In [None]:
%cd /workspace 
!git clone https://github.com/ostris/ai-toolkit.git
!cd ai-toolkit && git submodule update --init --recursive && pip install -r requirements.txt

* Get a HuggingFace Token from https://huggingface.co/settings/tokens and paste it in the cell below
* Accept FLUX licence: https://huggingface.co/black-forest-labs/FLUX.1-dev

In [None]:
!huggingface-cli login --token hf_XXXXXXXX

In [None]:
!mkdir images

# Upload your images NOW to the folder /workspace/images/

In [None]:
# CHANGE ME
TRIGGER_WORD = "eksray"

INPUT_FOLDER = "/workspace/images"
OUTPUT_FOLDER = "/workspace/output"
LORA_RANK = 16
BATCHSIZE = 1
LEARNING_RATE = 0.0001
STEPS_TRAIN = 3000
STEPS_SAVE = 250
STEPS_SAMPLE = 250

In [None]:
from collections import OrderedDict

job_to_run = OrderedDict([
    ('job', 'extension'),
    ('config', OrderedDict([
        # this name will be the folder and filename name
        ('name', 'my_first_flux_lora_v1'),
        ('process', [
            OrderedDict([
                ('type', 'sd_trainer'),
                ('training_folder', OUTPUT_FOLDER),
                ('performance_log_every', 100),
                ('device', 'cuda:0'),
                ('trigger_word', TRIGGER_WORD),
                ('network', OrderedDict([
                    ('type', 'lora'),
                    ('linear', LORA_RANK),
                    ('linear_alpha', LORA_RANK)
                ])),
                ('save', OrderedDict([
                    ('dtype', 'float16'),  # precision to save
                    ('save_every', STEPS_SAVE),  # save every this many steps
                    ('max_step_saves_to_keep', 10)  # how many intermittent saves to keep
                ])),
                ('datasets', [
                    # datasets are a folder of images. captions need to be txt files with the same name as the image
                    # for instance image2.jpg and image2.txt.
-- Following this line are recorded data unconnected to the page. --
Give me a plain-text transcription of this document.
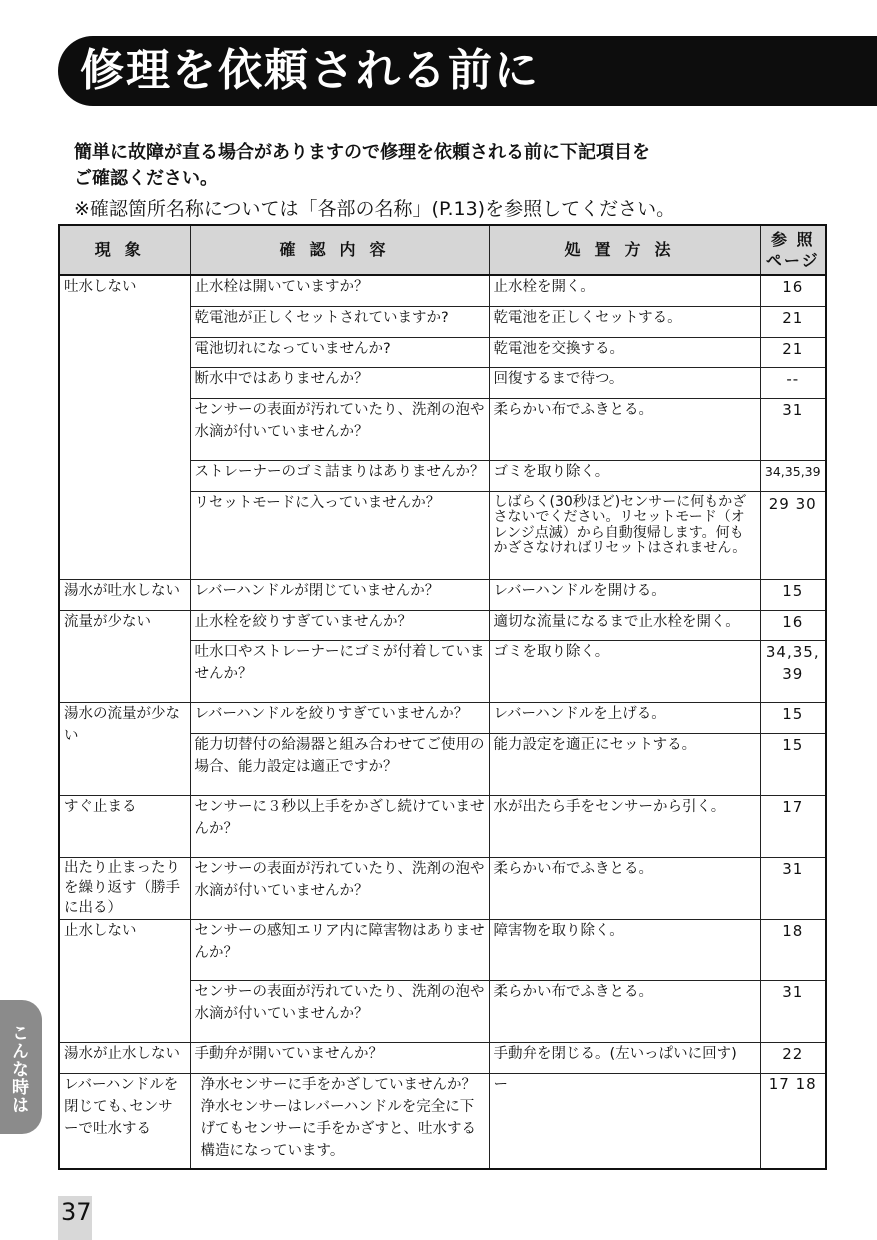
修理を依頼される前に

簡単に故障が直る場合がありますので修理を依頼される前に下記項目を

ご確認ください。

※確認箇所名称については「各部の名称」(P.13)を参照してください。

現象	確認内容	処置方法	参 照
ページ
吐水しない	止水栓は開いていますか？	止水栓を開く。	16
	乾電池が正しくセットされていますか?	乾電池を正しくセットする。	21
	電池切れになっていませんか?	乾電池を交換する。	21
	断水中ではありませんか？	回復するまで待つ。	--
	センサーの表面が汚れていたり、洗剤の泡や水滴が付いていませんか？	柔らかい布でふきとる。	31
	ストレーナーのゴミ詰まりはありませんか？	ゴミを取り除く。	34,35,39
	リセットモードに入っていませんか？	しばらく(30秒ほど)センサーに何もかざさないでください。リセットモード（オレンジ点滅）から自動復帰します。何もかざさなければリセットはされません。	29 30
湯水が吐水しない	レバーハンドルが閉じていませんか？	レバーハンドルを開ける。	15
流量が少ない	止水栓を絞りすぎていませんか？	適切な流量になるまで止水栓を開く。	16
	吐水口やストレーナーにゴミが付着していませんか？	ゴミを取り除く。	34,35, 39
湯水の流量が少ない	レバーハンドルを絞りすぎていませんか？	レバーハンドルを上げる。	15
	能力切替付の給湯器と組み合わせてご使用の場合、能力設定は適正ですか？	能力設定を適正にセットする。	15
すぐ止まる	センサーに３秒以上手をかざし続けていませんか？	水が出たら手をセンサーから引く。	17
出たり止まったりを繰り返す（勝手に出る）	センサーの表面が汚れていたり、洗剤の泡や水滴が付いていませんか？	柔らかい布でふきとる。	31
止水しない	センサーの感知エリア内に障害物はありませんか？	障害物を取り除く。	18
	センサーの表面が汚れていたり、洗剤の泡や水滴が付いていませんか？	柔らかい布でふきとる。	31
湯水が止水しない	手動弁が開いていませんか？	手動弁を閉じる。(左いっぱいに回す)	22
レバーハンドルを閉じても､センサーで吐水する	浄水センサーに手をかざしていませんか？浄水センサーはレバーハンドルを完全に下げてもセンサーに手をかざすと、吐水する構造になっています。	ー	17 18
こんな時は
37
Only jpg, jpeg, and png are supported currently
                    # images will automatically be resized and bucketed into the resolution specified
                    OrderedDict([
                        ('folder_path', INPUT_FOLDER),
                        ('caption_ext', 'txt'),
                        ('caption_dropout_rate', 0.05),  # will drop out the caption 5% of time
                        ('shuffle_tokens', False),  # shuffle caption order, split by commas
                        ('cache_latents_to_disk', True),  # leave this true unless you know what you're doing
                        ('resolution', [512, 768, 1024])  # flux enjoys multiple resolutions
                    ])
                ]),
                ('train', OrderedDict([
                    ('batch_size', BATCHSIZE),
                    ('steps', STEPS_TRAIN),  # total number of steps to train 500 - 4000 is a good range
                    ('gradient_accumulation_steps', 1),
                    ('train_unet', True),
                    ('train_text_encoder', False),  # probably won't work with flux
                    ('content_or_style', 'balanced'),  # content, style, balanced
                    ('gradient_checkpointing', True),  # need the on unless you have a ton of vram
                    ('noise_scheduler', 'flowmatch'),  # for training only
                    ('optimizer', 'adamw8bit'),
                    ('lr', LEARNING_RATE),
                    # ema will smooth out learning, but could slow it down. Recommended to leave on.
                    ('ema_config', OrderedDict([
                        ('use_ema', True),
                        ('ema_decay', 0.99)
                    ])),
                    # will probably need this if gpu supports it for flux, other dtypes may not work correctly
                    ('dtype', 'bf16')
                ])),
                ('model', OrderedDict([
                    # huggingface model name or path
                    ('name_or_path', 'black-forest-labs/FLUX.1-dev'),
                    ('is_flux', True),
                    ('quantize', True),  # run 8bit mixed precision
                    #('low_vram', True),  # uncomment this if the GPU is connected to your monitors. It will use less vram to quantize, but is slower.
                ])),
                ('sample', OrderedDict([
                    ('sampler', 'flowmatch'),  # must match train.noise_scheduler
                    ('sample_every', STEPS_SAMPLE),  # sample every this many steps
                    ('width', 1024),
                    ('height', 1024),
                    ('prompts', [
                        # you can add [trigger] to the prompts here and it will be replaced with the trigger word
                        'xray of a Boeing 747 [trigger]',
                        'xray of a woman holding a coffee cup [trigger]',
                        'xray of a dog [trigger]',
                    ]),
                    ('neg', ''),  # not used on flux
                    ('seed', 42),
                    ('walk_seed', True),
                    ('guidance_scale', 4),
                    ('sample_steps', 20)
                ]))
            ])
        ])
    ])),
    # you can add any additional meta info here. [name] is replaced with config name at top
    ('meta', OrderedDict([
        ('name', '[name]'),
        ('version', '1.0')
    ]))
])

In [None]:
import os
import sys
sys.path.append('/workspace/ai-toolkit')
from toolkit.job import run_job

run_job(job_to_run)